If the investors are putting in $5M, they are buying $5M/$2 = 2,500,000 shares.  The company now has 7.5M shares outstanding, and the total “post-money” valuation is $15M.  We can see by the numbers that on a per-share basis (2.5M/7.5M) and a dollar-value basis ($5M/$15M) that the investors now own 1/3 of the company.

Common Stock vs. Preferred Stock Pricing
The part that gets tricky is that investors buy preferred stock, but the company also has common stock that it will issue to employees.  Preferred stock has superior rights, especially including a right to get paid first when the company is sold.  By convention and IRS rules, we are allowed to say that the preferred stock is worth more today than the common stock.  Thus, when we sell preferred stock to investors at $2.00/share, we can give options to employees to buy common stock at a much lower price- $0.30 or so.

This works well for the most part.  Investors want certain rights that employees don’t care about and pay extra for them.  Employees would rather get low-priced options than the preferred rights.  Everybody is happy.

But I Thought Each Share Was Worth $2.00?
The place people get tied up is comparing the enterprise valuation with the common/preferred stock differential. We valued the entire company at $10M, which meant that each share was worth $2.  At the same time, we say that common stock is not worth $2 and is only worth $0.30.  Which is true?  Both.  Here is how and when to use each number.

Enterprise Valuation is for the Big Picture and Financings Only
When we value the company for a financing, we put a value on the whole company as though it is about to be sold.  We take into account all of the economic preferences and assume that all stock is converted to common.  Every share is the same at that point.  In other words, if the pre-money valuation is $10M and the company has only common stock outstanding, each share is worth $2.  The valuation is really forward-looking to an eventual exit.

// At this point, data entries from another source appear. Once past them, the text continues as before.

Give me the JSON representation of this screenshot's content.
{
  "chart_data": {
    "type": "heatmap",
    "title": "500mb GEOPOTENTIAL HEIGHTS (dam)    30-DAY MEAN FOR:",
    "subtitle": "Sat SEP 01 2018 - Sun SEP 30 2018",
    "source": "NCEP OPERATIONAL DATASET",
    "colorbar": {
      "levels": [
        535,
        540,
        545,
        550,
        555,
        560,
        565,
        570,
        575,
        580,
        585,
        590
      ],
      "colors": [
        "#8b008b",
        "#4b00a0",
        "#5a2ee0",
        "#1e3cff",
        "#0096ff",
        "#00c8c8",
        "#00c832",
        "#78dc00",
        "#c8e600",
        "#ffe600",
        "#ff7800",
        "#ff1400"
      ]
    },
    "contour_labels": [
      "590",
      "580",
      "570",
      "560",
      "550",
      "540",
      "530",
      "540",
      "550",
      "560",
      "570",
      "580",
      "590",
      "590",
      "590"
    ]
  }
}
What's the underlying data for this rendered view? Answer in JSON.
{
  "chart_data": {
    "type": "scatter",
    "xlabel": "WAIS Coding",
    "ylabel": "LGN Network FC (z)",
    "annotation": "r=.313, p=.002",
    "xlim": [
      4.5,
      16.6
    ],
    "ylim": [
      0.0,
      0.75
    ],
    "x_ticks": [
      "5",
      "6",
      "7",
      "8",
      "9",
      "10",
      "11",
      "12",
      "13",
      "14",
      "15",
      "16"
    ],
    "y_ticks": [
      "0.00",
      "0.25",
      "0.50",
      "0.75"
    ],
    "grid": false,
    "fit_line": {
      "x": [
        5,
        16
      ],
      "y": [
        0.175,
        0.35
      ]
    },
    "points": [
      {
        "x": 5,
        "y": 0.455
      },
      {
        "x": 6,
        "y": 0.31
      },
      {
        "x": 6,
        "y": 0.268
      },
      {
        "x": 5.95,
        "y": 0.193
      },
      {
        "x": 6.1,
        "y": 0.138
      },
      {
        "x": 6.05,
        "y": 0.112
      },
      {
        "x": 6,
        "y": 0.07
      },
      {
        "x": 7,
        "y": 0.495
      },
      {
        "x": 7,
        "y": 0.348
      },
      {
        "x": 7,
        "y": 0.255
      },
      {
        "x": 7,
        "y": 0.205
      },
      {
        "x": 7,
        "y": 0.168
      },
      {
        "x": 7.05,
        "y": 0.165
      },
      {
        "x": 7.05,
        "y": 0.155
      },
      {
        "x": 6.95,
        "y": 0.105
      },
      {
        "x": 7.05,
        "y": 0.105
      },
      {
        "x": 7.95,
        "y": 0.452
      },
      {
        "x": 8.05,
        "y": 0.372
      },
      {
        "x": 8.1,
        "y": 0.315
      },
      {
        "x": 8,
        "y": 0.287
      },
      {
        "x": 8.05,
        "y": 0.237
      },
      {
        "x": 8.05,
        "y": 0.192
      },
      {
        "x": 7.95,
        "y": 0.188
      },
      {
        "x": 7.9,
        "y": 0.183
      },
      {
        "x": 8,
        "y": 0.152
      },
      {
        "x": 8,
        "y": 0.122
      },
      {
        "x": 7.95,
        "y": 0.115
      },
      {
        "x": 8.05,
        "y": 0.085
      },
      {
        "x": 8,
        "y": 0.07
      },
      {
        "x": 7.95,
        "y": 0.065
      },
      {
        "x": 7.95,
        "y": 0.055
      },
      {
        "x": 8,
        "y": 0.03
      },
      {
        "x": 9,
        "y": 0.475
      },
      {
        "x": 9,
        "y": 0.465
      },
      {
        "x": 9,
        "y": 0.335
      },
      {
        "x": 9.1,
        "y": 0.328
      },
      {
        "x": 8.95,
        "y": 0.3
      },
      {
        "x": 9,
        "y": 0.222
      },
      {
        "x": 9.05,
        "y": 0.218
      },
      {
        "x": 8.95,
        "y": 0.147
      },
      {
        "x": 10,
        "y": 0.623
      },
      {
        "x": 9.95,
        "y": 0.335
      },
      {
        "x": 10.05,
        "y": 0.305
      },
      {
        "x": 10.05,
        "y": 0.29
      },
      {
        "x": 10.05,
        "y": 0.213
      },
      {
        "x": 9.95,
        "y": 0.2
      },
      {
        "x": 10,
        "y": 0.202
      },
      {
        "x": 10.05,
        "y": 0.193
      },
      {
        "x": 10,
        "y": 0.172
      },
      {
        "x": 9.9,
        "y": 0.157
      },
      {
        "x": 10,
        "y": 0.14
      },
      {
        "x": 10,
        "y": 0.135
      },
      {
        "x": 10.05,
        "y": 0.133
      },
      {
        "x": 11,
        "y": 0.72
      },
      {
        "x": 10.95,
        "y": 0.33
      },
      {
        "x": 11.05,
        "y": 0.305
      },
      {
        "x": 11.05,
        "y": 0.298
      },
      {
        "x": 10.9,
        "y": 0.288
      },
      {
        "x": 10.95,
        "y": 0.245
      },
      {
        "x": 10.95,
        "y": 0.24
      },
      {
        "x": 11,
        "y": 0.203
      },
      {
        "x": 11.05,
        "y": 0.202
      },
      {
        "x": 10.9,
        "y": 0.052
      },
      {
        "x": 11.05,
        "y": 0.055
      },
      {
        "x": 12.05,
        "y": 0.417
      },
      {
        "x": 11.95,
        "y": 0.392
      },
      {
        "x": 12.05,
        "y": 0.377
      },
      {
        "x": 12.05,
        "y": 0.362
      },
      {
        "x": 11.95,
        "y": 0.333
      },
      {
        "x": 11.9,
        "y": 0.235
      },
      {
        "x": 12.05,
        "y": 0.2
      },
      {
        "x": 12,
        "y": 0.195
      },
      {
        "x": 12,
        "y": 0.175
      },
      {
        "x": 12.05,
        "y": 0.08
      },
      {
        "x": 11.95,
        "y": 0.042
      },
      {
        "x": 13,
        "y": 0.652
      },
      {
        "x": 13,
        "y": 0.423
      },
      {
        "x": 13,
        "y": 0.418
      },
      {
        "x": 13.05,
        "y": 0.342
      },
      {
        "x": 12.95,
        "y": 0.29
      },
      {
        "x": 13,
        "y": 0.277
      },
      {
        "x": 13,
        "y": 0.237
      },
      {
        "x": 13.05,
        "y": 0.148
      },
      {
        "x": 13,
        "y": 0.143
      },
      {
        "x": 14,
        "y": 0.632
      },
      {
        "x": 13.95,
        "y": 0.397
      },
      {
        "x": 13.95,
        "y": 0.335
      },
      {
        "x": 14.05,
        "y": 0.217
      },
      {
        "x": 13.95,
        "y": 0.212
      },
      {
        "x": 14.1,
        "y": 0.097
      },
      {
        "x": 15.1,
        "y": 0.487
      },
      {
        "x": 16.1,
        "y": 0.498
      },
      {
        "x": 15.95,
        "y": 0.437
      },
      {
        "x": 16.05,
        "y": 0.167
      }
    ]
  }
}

Common Stock Price is For Employees Today
Until that happens, though, we maintain different types of stock with different rights- common and preferred.  The preferred is sold based on the as-converted valuation, but the common has fewer rights and we can issue options at a lower price.  The company’s total valuation continues to be $10M and each share would be worth $2 on a sale of the company, but before that happens each share of common stock is actually worth $0.30.

The Simple Rule
The easiest way to think about this is that preferred stock is for investors and common stock is for employees.  Be aware that pricing is set differently for each.